Dana Kompensasai PascakerjaMerupakan Peserta kolektif Perusahaan sehingga hanya Perusahaan yang berhak mengajukan perintah pencairan dan pembayaran kepada pegawai Perusahaan yang diikutsertakan dalam program Dana Kompensasi Pascakerja.
  • Bukti kepesertaan; dapat berupa Buku BNI Simponi atau e-Card.
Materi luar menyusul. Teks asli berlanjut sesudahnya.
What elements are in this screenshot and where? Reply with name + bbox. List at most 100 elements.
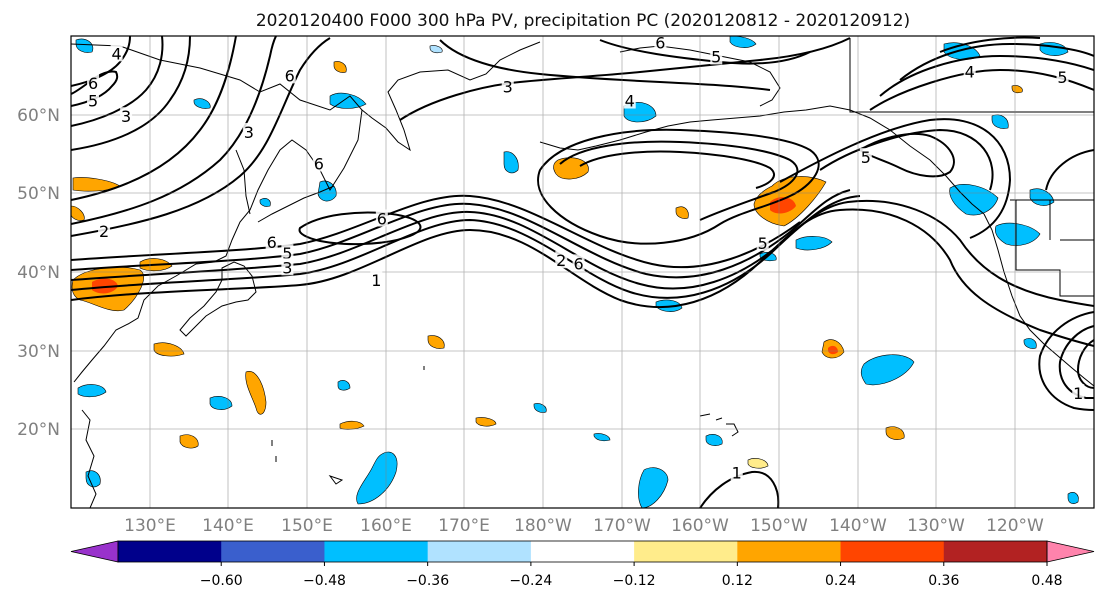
pv-contour	[939, 36, 1041, 53]
colorbar-segment	[943, 541, 1048, 562]
pv-contour-label: 2	[99, 222, 109, 241]
precip-negative-area	[503, 151, 519, 174]
pv-contour	[71, 36, 191, 151]
lat-tick-50n: 50°N	[17, 184, 60, 204]
precip-negative-area	[75, 38, 94, 53]
lon-tick-150e: 150°E	[281, 516, 333, 536]
pv-contour-label: 6	[267, 233, 277, 252]
lon-tick-140w: 140°W	[829, 516, 887, 536]
pv-contour-label: 3	[121, 107, 131, 126]
pv-contour-label: 6	[573, 254, 583, 273]
lon-axis: 130°E 140°E 150°E 160°E 170°E 180°W 170°…	[124, 516, 1044, 536]
lon-tick-130e: 130°E	[124, 516, 176, 536]
pv-label-bg	[501, 77, 514, 95]
pv-label-bg	[375, 209, 388, 227]
pv-contour	[1058, 325, 1094, 399]
colorbar-segment	[840, 541, 945, 562]
colorbar-tick-label: −0.12	[613, 573, 656, 589]
pv-contour-label: 5	[282, 244, 292, 263]
pv-label-bg	[87, 74, 100, 92]
pv-contour	[71, 36, 237, 201]
lat-tick-60n: 60°N	[17, 106, 60, 126]
colorbar-segment	[221, 541, 325, 562]
colorbar-tick-label: −0.24	[509, 573, 552, 589]
pv-label-bg	[242, 122, 255, 140]
colorbar-extend-low	[70, 540, 119, 563]
pv-contours	[71, 36, 1094, 508]
pv-contour-label: 3	[244, 123, 254, 142]
pv-contour	[71, 70, 119, 107]
border-canada-alaska	[849, 38, 1094, 113]
map-frame	[70, 35, 1095, 509]
lon-tick-160w: 160°W	[671, 516, 729, 536]
pv-label-bg	[859, 148, 872, 166]
precip-positive-area	[675, 206, 689, 219]
pv-label-bg	[110, 44, 123, 62]
precip-positive-area	[475, 417, 497, 427]
lat-axis: 60°N 50°N 40°N 30°N 20°N	[17, 106, 60, 440]
pv-contour	[779, 118, 1012, 239]
pv-contour	[1045, 149, 1094, 191]
pv-contour-label: 5	[88, 92, 98, 111]
pv-contour	[399, 37, 851, 121]
pv-label-bg	[283, 66, 296, 84]
pv-label-bg	[281, 244, 294, 262]
pv-label-bg	[623, 91, 636, 109]
precip-negative-area	[1067, 492, 1079, 504]
pv-contour-label: 1	[1073, 384, 1083, 403]
colorbar-segment	[427, 541, 532, 562]
lon-tick-150w: 150°W	[750, 516, 808, 536]
precip-positive-area	[747, 458, 769, 469]
precip-negative-area	[337, 380, 351, 391]
precip-negative-area	[429, 45, 443, 54]
pv-contour	[71, 189, 851, 279]
lon-tick-160e: 160°E	[360, 516, 412, 536]
coastline-philippines	[81, 409, 97, 508]
precip-negative-area	[949, 184, 999, 216]
colorbar-tick-label: −0.48	[303, 573, 346, 589]
pv-contour-label: 4	[965, 62, 975, 81]
precip-positive-core	[828, 345, 838, 355]
lat-tick-30n: 30°N	[17, 342, 60, 362]
lat-tick-40n: 40°N	[17, 263, 60, 283]
precip-negative-area	[860, 354, 915, 386]
pv-label-bg	[572, 254, 585, 272]
colorbar-tick-label: 0.12	[722, 573, 753, 589]
lon-tick-130w: 130°W	[907, 516, 965, 536]
pv-contour	[1038, 311, 1094, 411]
precip-negative-area	[1023, 338, 1037, 349]
pv-contour	[579, 150, 775, 189]
pv-contour-label: 5	[711, 47, 721, 66]
precip-negative-area	[356, 451, 398, 505]
border-us-states	[1015, 200, 1094, 297]
precip-negative-area	[995, 222, 1041, 246]
coastline-japan	[179, 261, 257, 337]
pv-label-bg	[756, 233, 769, 251]
pv-contour	[298, 211, 422, 246]
colorbar-tick-label: −0.36	[406, 573, 449, 589]
colorbar-segment	[737, 541, 842, 562]
pv-contour	[71, 200, 1094, 307]
colorbar-frame	[117, 540, 1048, 563]
precip-positive-area	[179, 434, 199, 449]
pv-contour-label: 5	[758, 234, 768, 253]
precip-positive-area	[153, 342, 185, 357]
pv-label-bg	[265, 233, 278, 251]
coastline-islands	[271, 366, 425, 485]
colorbar: −0.60 −0.48 −0.36 −0.24 −0.12 0.12 0.24 0.36 0.4…	[70, 540, 1095, 589]
coastline-hawaii	[699, 413, 739, 437]
precip-negative-area	[77, 384, 107, 398]
pv-contour	[71, 195, 861, 290]
colorbar-segment	[118, 541, 222, 562]
pv-contour	[537, 128, 820, 245]
lat-tick-20n: 20°N	[17, 420, 60, 440]
colorbar-segment	[634, 541, 738, 562]
pv-label-bg	[370, 270, 383, 288]
pv-label-bg	[730, 463, 743, 481]
precip-positive-area	[885, 426, 905, 440]
colorbar-segment	[324, 541, 429, 562]
precip-negative-area	[638, 467, 669, 508]
colorbar-tick-label: 0.24	[825, 573, 856, 589]
precip-negative-area	[259, 198, 271, 207]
  • Surat kuasa pencairan bermeterai Rp 10.000,-;
  • Surat kuasa dari Peserta kepada Pihak yang diberikan kuasa untuk melaksanakan pencairan bermeterai Rp 10.000,- (dalam hal Peserta berhalangan/tidak dapat hadir untuk melaksanakan pencairan BNI Simponi);
  • Salinan (copy) Kartu Tanda Penduduk (KTP) untuk Peserta WNI atau salinan (copy) Paspor untuk Peserta WNA;
  • Salinan (copy) Kartu Tanda Penduduk (KTP) untuk Pihak yang Diberikan Kuasa WNI (dalam hal Peserta memberikan kuasa kepada orang lain untuk melaksanakan pencairan Manfaat Pensiun) atau Paspor untuk Pihak yang Diberikan Kuasa WNA (dalam hal Peserta memberikan kuasa kepada orang lain untuk melaksanakan pencairan Manfaat Pensiun);
  • Salinan (copy) Surat Keterangan Berhenti Kerja (dalam hal Peserta Kolektif Perusahaan);
  • Salinan (copy) Nomor Pokok Wajib Pajak (NPWP) Peserta;
  • Surat pembelian anuitas bagi Peserta yang dananya diatas Rp 625 juta (nilai bersih setelah biaya dan pajak);
  • Surat Keterangan mengenai keikusertaan peserta dan pernyataan pembayaran Manfaat Pensiun secara berkala atau anuitas dari DPPK atau Program Jaminan Pensiun (JP) dari BPJS Ketenagakerjaan (apabila Peserta tidak memilih pembayaran secara berkala atau anuitas);.
  • Salinan (copy) Buku Tabungan halaman pertama atau tangkapan layar aplikasi mobile banking yang dapat menunjukkan nomor rekening tujuan pencairan atas nama Peserta.
  • Surat Pengantar dari Perusahaan untuk perintah pembayaran manfaat khusus bagi Peserta yang mengikuti program Dana Kompensasi Pascakerja (DKP).

Keterangan :

  • Semua proses penutupan di sentralisasi di Kantor Besar Unit DPLK. Cabang-cabang hanya menerima berkas penutupan dengan syarat-syarat tercantum diatas dan mohon dilakukan verifikasi TTD KTP dan buku Asli yang kemudian dikirimkan ke KB. Unit DPLK dengan terlebih dahulu diteliti kembali kelengkapan datanya pada kesempatan pertama.
  • Mohon untuk proses Klaim/Pencairan dilampirkan no. NPWP (Terutama untuk Proses Akumulasi Iuran dan Kepesertaan Berakhir).
  • Total dana akhir Peserta yang diterima akan dikenakan pajak sesuai dengan ketentuan yang berlaku.
  • Biaya Pendaftaran :
Rp 0,- (nol rupiah).
  • Biaya Administrasi :
Rp 18.000,-/tahun (simponi individu).
Rp 12.000,-/tahun (simponi kolektif).
  • Biaya Pengelolaan :
0,95%/tahun (simponi individu).
0,75%/tahun (simponi kolektif).
  • Biaya Penarikan Iuran :
maksimal 5% dari dana yang ditarik.
  • Biaya Pengalihan Dana :
maksimal 5% dari dana yang dialihkan.